Bola api penabrak yang menguap dan material komet meluncur ke atas. Ini berkembang pesat di atas lokasi dampak di sekitar 5 kilometer per detik (3,1 mil per detik). Kawah baru mulai terbentuk. Para ilmuwan masih menganalisis data untuk menentukan ukuran kawah yang tepat. Para ilmuwan mengatakan kawah berada di ujung besar harapan asli, yaitu dari 50 hingga 250 meter (165 hingga 820 kaki) lebar.
Harapan untuk wahana terbang terbang Deep Impact terlampaui selama kuasnya yang dekat dengan komet. Pesawat itu lebih dari 3,5 juta kilometer (2,2 juta mil) dari Tempel 1 dan membuka jarak sekitar 37.000 kilometer per jam (23.000 mil per jam). Pesawat ruang angkasa itu sedang menjalani pemeriksaan menyeluruh, dan semua sistem tampak dalam kondisi operasi yang sangat baik.

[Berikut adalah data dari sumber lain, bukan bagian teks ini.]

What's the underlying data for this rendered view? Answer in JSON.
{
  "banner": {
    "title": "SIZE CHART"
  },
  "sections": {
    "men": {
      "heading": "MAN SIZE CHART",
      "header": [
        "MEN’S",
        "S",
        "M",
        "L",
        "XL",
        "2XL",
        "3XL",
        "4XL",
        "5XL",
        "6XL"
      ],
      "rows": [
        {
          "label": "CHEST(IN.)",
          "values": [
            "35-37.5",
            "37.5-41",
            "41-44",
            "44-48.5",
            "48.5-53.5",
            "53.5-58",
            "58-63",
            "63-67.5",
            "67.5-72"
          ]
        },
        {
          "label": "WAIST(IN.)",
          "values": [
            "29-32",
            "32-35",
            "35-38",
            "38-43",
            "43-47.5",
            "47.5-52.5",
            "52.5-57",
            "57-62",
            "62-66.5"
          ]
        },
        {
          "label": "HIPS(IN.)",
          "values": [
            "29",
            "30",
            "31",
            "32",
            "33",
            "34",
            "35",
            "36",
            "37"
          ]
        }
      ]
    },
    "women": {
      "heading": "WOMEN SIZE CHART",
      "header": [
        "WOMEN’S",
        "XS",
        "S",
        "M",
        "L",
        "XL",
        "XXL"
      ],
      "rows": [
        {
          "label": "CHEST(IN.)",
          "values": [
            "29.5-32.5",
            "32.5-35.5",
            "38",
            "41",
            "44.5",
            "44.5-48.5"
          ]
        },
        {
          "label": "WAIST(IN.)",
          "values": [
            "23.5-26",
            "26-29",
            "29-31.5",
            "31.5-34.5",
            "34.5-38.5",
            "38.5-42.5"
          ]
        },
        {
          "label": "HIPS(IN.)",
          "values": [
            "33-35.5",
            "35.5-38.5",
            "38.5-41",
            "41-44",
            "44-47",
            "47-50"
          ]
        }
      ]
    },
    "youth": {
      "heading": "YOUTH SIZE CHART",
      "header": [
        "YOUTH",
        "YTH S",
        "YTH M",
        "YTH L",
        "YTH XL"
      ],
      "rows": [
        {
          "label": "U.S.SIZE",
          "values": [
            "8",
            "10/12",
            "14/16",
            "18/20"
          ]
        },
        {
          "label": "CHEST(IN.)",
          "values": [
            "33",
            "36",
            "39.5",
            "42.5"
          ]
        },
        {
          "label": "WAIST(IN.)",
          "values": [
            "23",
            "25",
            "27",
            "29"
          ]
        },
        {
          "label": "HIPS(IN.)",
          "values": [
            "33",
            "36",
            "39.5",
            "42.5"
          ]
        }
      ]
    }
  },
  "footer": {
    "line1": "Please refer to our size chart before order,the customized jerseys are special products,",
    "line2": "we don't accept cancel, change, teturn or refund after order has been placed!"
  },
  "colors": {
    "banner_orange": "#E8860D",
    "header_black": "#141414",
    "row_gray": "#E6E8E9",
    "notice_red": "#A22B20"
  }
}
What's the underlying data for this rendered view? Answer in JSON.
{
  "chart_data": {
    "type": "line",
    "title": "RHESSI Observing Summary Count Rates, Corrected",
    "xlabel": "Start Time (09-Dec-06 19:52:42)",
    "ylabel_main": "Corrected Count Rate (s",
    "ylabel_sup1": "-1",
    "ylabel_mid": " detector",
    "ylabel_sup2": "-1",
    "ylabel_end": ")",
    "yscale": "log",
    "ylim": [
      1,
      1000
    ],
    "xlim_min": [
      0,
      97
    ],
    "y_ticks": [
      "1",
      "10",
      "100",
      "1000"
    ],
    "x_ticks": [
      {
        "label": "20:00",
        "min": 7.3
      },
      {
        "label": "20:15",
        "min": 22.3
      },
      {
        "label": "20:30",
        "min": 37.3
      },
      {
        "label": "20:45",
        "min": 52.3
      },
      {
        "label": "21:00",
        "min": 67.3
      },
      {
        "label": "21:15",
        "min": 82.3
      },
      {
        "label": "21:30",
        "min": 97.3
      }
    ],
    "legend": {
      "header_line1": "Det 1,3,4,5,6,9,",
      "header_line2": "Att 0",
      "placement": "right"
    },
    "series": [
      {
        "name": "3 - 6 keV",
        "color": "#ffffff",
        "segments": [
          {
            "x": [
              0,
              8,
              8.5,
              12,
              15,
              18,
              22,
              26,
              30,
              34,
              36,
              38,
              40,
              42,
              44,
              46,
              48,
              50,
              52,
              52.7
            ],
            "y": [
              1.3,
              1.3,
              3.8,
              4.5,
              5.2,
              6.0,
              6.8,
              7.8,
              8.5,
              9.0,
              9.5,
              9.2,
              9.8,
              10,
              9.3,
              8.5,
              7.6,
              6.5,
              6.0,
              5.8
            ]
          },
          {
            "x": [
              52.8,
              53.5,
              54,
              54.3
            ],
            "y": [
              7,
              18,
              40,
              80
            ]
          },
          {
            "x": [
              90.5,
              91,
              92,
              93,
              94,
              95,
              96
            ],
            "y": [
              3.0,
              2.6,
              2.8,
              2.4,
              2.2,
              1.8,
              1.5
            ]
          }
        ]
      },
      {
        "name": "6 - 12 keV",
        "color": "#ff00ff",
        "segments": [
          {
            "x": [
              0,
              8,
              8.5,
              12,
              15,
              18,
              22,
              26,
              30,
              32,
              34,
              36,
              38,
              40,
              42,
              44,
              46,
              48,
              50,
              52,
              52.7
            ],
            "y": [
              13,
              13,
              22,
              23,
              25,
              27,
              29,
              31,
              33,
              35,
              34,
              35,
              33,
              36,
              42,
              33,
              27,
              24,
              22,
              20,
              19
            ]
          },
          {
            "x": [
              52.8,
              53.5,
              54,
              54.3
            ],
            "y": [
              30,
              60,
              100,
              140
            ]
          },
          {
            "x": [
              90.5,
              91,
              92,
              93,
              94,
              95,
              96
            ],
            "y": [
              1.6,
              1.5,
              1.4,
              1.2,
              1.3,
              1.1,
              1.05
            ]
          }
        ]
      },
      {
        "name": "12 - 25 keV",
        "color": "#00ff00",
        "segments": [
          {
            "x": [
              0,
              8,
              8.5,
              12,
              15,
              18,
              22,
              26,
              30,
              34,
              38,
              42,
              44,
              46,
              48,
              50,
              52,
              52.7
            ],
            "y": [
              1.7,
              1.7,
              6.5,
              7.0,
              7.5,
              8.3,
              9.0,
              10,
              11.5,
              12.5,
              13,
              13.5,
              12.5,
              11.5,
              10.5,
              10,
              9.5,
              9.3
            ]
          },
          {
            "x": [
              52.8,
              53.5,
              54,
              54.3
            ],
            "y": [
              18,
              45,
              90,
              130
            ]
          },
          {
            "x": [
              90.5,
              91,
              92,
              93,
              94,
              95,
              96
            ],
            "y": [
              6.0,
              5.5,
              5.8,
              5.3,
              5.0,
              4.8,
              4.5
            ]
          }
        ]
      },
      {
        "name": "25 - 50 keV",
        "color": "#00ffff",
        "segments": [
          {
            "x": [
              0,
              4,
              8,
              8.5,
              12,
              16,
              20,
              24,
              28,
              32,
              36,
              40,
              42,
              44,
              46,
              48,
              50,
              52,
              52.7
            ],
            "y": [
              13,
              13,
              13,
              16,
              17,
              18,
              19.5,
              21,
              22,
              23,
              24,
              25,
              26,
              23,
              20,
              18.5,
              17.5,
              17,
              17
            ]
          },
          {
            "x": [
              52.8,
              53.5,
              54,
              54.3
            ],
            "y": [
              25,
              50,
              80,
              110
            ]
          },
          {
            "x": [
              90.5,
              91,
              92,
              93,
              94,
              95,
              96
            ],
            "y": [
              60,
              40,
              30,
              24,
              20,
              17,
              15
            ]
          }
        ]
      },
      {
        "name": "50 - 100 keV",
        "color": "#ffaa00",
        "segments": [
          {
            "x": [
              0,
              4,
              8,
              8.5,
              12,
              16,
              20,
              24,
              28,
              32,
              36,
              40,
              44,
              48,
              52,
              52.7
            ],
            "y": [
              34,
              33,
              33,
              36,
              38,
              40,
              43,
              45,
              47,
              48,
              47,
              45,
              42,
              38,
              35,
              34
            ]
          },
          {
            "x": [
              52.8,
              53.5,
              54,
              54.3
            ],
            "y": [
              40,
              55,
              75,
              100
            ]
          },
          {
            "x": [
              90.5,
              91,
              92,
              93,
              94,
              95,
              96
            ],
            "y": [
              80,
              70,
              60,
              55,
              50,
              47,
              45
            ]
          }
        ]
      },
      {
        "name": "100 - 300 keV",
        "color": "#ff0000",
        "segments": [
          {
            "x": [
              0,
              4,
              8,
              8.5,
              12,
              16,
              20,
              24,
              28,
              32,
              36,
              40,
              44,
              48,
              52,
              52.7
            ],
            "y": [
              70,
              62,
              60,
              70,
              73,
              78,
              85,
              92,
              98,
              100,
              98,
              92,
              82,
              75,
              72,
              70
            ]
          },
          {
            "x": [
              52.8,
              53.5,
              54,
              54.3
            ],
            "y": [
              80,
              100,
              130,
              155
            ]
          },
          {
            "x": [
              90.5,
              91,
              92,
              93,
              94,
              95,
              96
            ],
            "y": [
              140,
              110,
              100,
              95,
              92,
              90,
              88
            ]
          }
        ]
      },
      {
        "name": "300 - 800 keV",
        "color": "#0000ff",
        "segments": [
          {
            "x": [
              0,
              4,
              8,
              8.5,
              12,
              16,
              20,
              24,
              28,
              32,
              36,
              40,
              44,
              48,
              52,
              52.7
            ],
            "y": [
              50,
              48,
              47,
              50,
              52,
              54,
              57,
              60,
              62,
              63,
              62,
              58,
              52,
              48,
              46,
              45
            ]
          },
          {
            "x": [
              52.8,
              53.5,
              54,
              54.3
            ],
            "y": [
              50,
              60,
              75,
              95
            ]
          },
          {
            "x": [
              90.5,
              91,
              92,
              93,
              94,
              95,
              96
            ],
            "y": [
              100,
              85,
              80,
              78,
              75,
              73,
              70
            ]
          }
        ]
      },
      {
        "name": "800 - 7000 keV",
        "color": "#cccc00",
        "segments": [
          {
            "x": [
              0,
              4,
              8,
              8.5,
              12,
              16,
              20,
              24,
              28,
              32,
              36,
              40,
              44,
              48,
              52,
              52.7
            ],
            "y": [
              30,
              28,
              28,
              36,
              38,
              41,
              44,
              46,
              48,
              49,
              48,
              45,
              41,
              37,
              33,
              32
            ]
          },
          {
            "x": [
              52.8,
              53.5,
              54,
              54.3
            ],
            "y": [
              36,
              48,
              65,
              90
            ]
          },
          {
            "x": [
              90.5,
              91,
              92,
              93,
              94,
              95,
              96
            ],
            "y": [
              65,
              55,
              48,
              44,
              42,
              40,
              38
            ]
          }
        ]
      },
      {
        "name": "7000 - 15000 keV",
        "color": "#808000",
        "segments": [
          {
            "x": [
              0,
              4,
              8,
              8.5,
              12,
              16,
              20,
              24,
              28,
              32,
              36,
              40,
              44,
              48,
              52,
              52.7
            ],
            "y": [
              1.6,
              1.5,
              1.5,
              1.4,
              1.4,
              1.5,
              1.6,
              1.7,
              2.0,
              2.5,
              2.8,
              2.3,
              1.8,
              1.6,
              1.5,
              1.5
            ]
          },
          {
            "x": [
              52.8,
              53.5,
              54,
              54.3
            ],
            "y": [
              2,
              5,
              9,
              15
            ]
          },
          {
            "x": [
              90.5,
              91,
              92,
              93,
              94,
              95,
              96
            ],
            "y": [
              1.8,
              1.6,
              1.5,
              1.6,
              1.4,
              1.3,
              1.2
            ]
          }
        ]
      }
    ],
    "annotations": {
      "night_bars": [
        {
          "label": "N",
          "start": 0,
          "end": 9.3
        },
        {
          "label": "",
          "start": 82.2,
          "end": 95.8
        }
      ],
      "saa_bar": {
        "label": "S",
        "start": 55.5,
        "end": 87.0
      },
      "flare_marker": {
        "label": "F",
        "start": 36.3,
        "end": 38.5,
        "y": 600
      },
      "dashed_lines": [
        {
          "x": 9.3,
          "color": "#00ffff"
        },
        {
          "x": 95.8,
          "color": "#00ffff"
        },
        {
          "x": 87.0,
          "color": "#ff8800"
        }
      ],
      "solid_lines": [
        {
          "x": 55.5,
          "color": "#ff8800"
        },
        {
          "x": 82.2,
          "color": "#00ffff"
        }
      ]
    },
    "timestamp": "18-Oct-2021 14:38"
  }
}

Misi Deep Impact dilaksanakan untuk memberikan pandangan sekilas di bawah permukaan komet, di mana bahan dari formasi tata surya relatif tidak berubah. Para ilmuwan misi berharap proyek itu akan menjawab pertanyaan-pertanyaan mendasar tentang pembentukan tata surya dengan memberikan gambaran mendalam tentang sifat dan komposisi komet.
University of Maryland bertanggung jawab untuk keseluruhan sains misi Deep Impact, dan manajemen proyek ditangani oleh JPL. Pesawat ruang angkasa ini dibangun untuk NASA oleh Ball Aerospace & Technologies Corporation, Boulder, Colo. JPL adalah divisi dari California Institute of Technology, Pasadena, Calif.